The Daughter of Doctor Moreau
Moreno-Garcia has made a name for herself with colonial Gothic novels, and in The Daughter of Doctor Moreau, she takes a sci-fi classic and reimagines it from the point of view of Moreau’s daughter, Carlota. The setting has been moved to the Yucatán peninsula, so isolated in the 1870s that it might as well be an island. Carlota loves her life at Yaxaktun (Mayan for “green grotto”), where her father, French expatriate Moreau, uses his laboratory to create animal hybrids ostensibly to be used as labor for his patron, Mr. Lizalde. As yet, no viable workforce has been forthcoming, and Lizalde’s patience is dwindling. Carlota’s Mexican mother, and thus her origins, are shrouded in mystery, as are her father’s true motives. Englishman and mayordomo Montgomery Laughton spends his days brooding and drinking, and he sees nothing but trouble ahead when Carlota falls for Lizalde’s handsome son and heir. Meanwhile, the macehuales (indigenous rebel forces) threaten the other members of colonial society, from those of European blood like the Lizaldes to the mestizos of the Mexican melting pot.

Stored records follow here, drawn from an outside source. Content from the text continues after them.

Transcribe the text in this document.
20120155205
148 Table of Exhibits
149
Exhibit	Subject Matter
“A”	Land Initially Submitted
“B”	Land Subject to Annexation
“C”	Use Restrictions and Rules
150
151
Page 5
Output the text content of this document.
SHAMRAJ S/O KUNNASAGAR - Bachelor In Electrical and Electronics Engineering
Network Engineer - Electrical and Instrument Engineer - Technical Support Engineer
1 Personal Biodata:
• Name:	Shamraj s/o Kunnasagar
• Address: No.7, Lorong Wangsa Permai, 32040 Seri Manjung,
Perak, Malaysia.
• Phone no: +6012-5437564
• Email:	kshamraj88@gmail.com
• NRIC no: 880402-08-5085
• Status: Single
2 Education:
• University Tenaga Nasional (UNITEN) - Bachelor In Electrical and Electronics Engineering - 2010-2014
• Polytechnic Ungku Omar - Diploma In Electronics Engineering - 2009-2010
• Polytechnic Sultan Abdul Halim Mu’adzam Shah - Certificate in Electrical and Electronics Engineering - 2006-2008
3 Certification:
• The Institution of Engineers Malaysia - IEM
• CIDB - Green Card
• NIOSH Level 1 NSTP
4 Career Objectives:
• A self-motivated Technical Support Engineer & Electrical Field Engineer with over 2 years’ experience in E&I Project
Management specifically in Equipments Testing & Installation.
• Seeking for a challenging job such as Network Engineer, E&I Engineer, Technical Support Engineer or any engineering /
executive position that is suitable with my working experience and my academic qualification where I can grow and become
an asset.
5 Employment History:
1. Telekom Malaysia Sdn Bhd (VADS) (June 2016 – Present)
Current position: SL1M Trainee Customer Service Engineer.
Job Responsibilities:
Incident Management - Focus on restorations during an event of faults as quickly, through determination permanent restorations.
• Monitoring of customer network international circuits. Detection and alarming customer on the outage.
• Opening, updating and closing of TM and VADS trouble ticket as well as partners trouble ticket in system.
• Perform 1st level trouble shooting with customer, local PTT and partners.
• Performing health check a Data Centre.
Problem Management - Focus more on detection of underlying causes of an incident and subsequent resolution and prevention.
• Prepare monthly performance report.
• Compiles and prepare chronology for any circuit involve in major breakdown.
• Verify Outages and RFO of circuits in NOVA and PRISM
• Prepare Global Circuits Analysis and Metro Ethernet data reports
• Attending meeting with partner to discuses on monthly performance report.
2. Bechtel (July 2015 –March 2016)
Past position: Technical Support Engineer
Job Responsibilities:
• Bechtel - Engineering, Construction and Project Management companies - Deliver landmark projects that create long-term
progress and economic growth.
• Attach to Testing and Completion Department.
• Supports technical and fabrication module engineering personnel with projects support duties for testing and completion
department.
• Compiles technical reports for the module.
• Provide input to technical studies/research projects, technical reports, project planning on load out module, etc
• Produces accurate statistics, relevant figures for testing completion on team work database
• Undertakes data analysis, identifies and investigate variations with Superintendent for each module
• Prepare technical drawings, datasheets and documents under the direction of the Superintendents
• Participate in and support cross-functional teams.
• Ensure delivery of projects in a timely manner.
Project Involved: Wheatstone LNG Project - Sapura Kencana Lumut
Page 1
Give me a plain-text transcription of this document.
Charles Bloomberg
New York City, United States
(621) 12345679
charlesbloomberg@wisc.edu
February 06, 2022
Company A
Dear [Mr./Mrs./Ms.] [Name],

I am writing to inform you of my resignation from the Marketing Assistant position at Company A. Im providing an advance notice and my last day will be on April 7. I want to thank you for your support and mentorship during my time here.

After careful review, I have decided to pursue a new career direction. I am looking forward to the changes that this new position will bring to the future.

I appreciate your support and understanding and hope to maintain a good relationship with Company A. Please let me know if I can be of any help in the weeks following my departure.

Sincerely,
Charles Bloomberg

Readers may find the plot “twists,” perhaps, anything but surprising (especially if they’ve read Wells’s novel), but that doesn’t detract from enjoyability. The unique setting is refreshing and innovative while still managing to feel true to Wells’s original jungle island isolation, and pacing works well. Characterization offers more for the hybrids in Moreno-Garcia’s take; while they may exhibit fur and claws, they show far more humanity than some of the humans in this tale. Threads of religion and the cultural and caste/racial aspects of the time period/setting (which the author calls a “dizzying array”) add complexity to the pure escapism. For fans of sci-fi, colonial Gothic, and reimagined classics, Moreno-Garcia’s novel offers an engaging read.